For over two weeks, Wiltshire Fire and Rescue Service has been at the company’s Marshgate base, struggling to put out the fire because of a lack of space at the site.
Now about half the burnt waste will be taken away to give crews room to work.
Due to the risk of it reigniting, the waste cannot be taken to a landfill. Appropriate sites are being identified.
Since the fire began, on Monday, July 21, smoke has swept across Swindon affecting neighbouring residents and businesses.
Firefighters are working with Averies, Swindon Council, NHS England, Wiltshire Police and the Environment Agency to deal with the incident.
Usually such fires would be extinguished on a managed basis, potentially taking several months to burn out but due to Averies’ location, firefighters intend to deal with it more aggressively.
Coun David Renard, Swindon Council leader, said: “We have made the decision with our partners to take clear action to bring this fire to a more expedient conclusion as it has been going on long enough and we remain concerned about the impact it is having on neighbouring businesses and those living nearby.
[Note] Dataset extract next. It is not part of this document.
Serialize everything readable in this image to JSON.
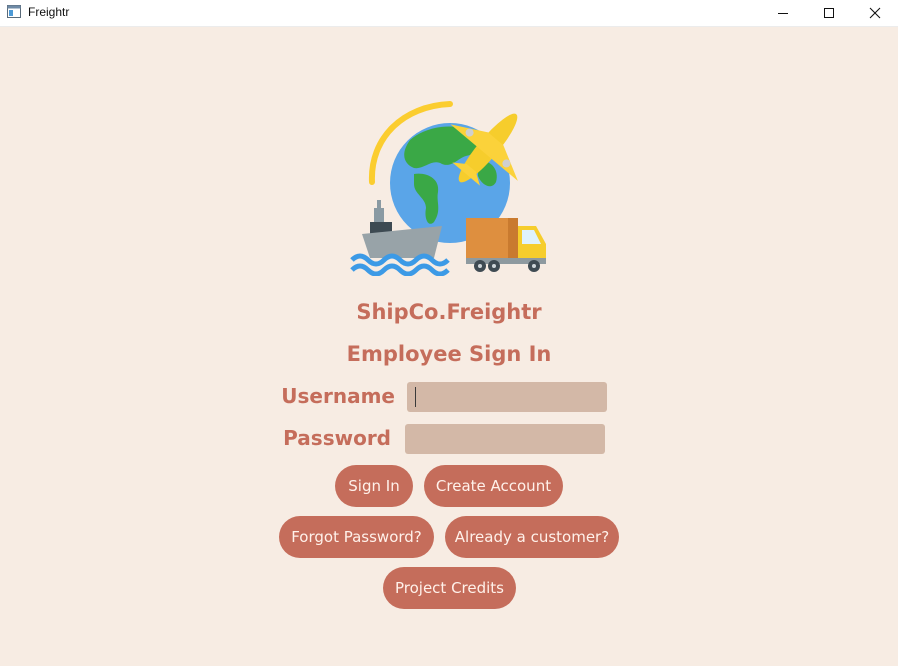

“The firefighters have done a great job tackling the blaze up until this point, but they continue to be hampered by the sheer volume of waste and the confines of the site, which makes their job all the more difficult. That’s why we’re taking forward a plan which will enable crews to put the fire out faster.”
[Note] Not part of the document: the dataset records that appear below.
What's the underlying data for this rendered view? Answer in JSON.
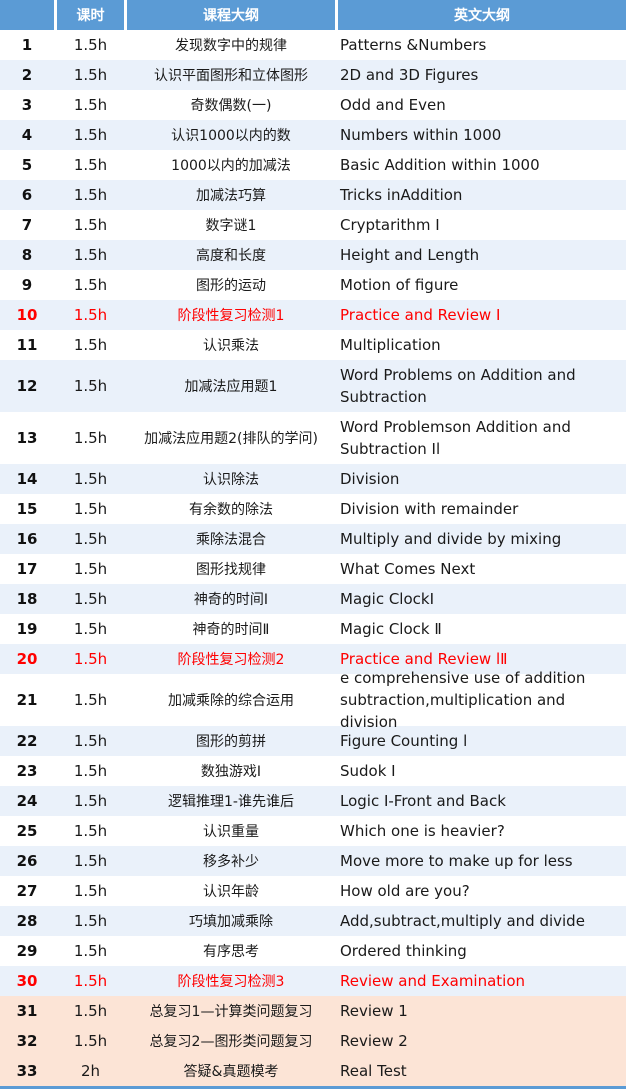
{
  "colors": {
    "header_bg": "#5B9BD5",
    "alt_row_bg": "#EAF1FA",
    "review_row_bg": "#FCE4D6",
    "highlight_text": "#FF0000"
  },
  "header": {
    "col1": "",
    "col2": "课时",
    "col3": "课程大纲",
    "col4": "英文大纲"
  },
  "rows": [
    {
      "num": "1",
      "hours": "1.5h",
      "cn": "发现数字中的规律",
      "en": "Patterns &Numbers"
    },
    {
      "num": "2",
      "hours": "1.5h",
      "cn": "认识平面图形和立体图形",
      "en": "2D and 3D Figures"
    },
    {
      "num": "3",
      "hours": "1.5h",
      "cn": "奇数偶数(一)",
      "en": "Odd and Even"
    },
    {
      "num": "4",
      "hours": "1.5h",
      "cn": "认识1000以内的数",
      "en": "Numbers within 1000"
    },
    {
      "num": "5",
      "hours": "1.5h",
      "cn": "1000以内的加减法",
      "en": "Basic Addition within 1000"
    },
    {
      "num": "6",
      "hours": "1.5h",
      "cn": "加减法巧算",
      "en": "Tricks inAddition"
    },
    {
      "num": "7",
      "hours": "1.5h",
      "cn": "数字谜1",
      "en": "Cryptarithm I"
    },
    {
      "num": "8",
      "hours": "1.5h",
      "cn": "高度和长度",
      "en": "Height and Length"
    },
    {
      "num": "9",
      "hours": "1.5h",
      "cn": "图形的运动",
      "en": "Motion of figure"
    },
    {
      "num": "10",
      "hours": "1.5h",
      "cn": "阶段性复习检测1",
      "en": "Practice and Review I"
    },
    {
      "num": "11",
      "hours": "1.5h",
      "cn": "认识乘法",
      "en": "Multiplication"
    },
    {
      "num": "12",
      "hours": "1.5h",
      "cn": "加减法应用题1",
      "en": "Word Problems on Addition and Subtraction"
    },
    {
      "num": "13",
      "hours": "1.5h",
      "cn": "加减法应用题2(排队的学问)",
      "en": "Word Problemson Addition and Subtraction Il"
    },
    {
      "num": "14",
      "hours": "1.5h",
      "cn": "认识除法",
      "en": "Division"
    },
    {
      "num": "15",
      "hours": "1.5h",
      "cn": "有余数的除法",
      "en": "Division with remainder"
    },
    {
      "num": "16",
      "hours": "1.5h",
      "cn": "乘除法混合",
      "en": "Multiply and divide by mixing"
    },
    {
      "num": "17",
      "hours": "1.5h",
      "cn": "图形找规律",
      "en": "What Comes Next"
    },
    {
      "num": "18",
      "hours": "1.5h",
      "cn": "神奇的时间I",
      "en": "Magic ClockI"
    },
    {
      "num": "19",
      "hours": "1.5h",
      "cn": "神奇的时间Ⅱ",
      "en": "Magic Clock Ⅱ"
    },
    {
      "num": "20",
      "hours": "1.5h",
      "cn": "阶段性复习检测2",
      "en": "Practice and Review lⅡ"
    },
    {
      "num": "21",
      "hours": "1.5h",
      "cn": "加减乘除的综合运用",
      "en": "e comprehensive use of addition subtraction,multiplication and division"
    },
    {
      "num": "22",
      "hours": "1.5h",
      "cn": "图形的剪拼",
      "en": "Figure Counting l"
    },
    {
      "num": "23",
      "hours": "1.5h",
      "cn": "数独游戏I",
      "en": "Sudok I"
    },
    {
      "num": "24",
      "hours": "1.5h",
      "cn": "逻辑推理1-谁先谁后",
      "en": "Logic I-Front and Back"
    },
    {
      "num": "25",
      "hours": "1.5h",
      "cn": "认识重量",
      "en": "Which one is heavier?"
    },
    {
      "num": "26",
      "hours": "1.5h",
      "cn": "移多补少",
      "en": "Move more to make up for less"
    },
    {
      "num": "27",
      "hours": "1.5h",
      "cn": "认识年龄",
      "en": "How old are you?"
    },
    {
      "num": "28",
      "hours": "1.5h",
      "cn": "巧填加减乘除",
      "en": "Add,subtract,multiply and divide"
    },
    {
      "num": "29",
      "hours": "1.5h",
      "cn": "有序思考",
      "en": "Ordered thinking"
    },
    {
      "num": "30",
      "hours": "1.5h",
      "cn": "阶段性复习检测3",
      "en": "Review and Examination"
    },
    {
      "num": "31",
      "hours": "1.5h",
      "cn": "总复习1—计算类问题复习",
      "en": "Review 1"
    },
    {
      "num": "32",
      "hours": "1.5h",
      "cn": "总复习2—图形类问题复习",
      "en": "Review 2"
    },
    {
      "num": "33",
      "hours": "2h",
      "cn": "答疑&真题模考",
      "en": "Real Test"
    }
  ]
}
The authorities haven’t released a target date for when they hope to have the fire out. The cause of the incident is still being investigated.
Mark Gaskarth, Wiltshire Fire & Rescue Service’s Swindon area manager, said: “Crews have continued working hard at the site successfully making sure that the fire doesn’t spread and that it is kept under control.
“This remains an extremely challenging situation and appropriate action is under way which will enable our crews to fully extinguish the fire more swiftly.”
The council is continuing to monitor the smoke levels while the Environment Agency is checking the River Cole to ensure the fire hasn’t contaminated the water. Anyone concerned about inhaling smoke should call NHS 111.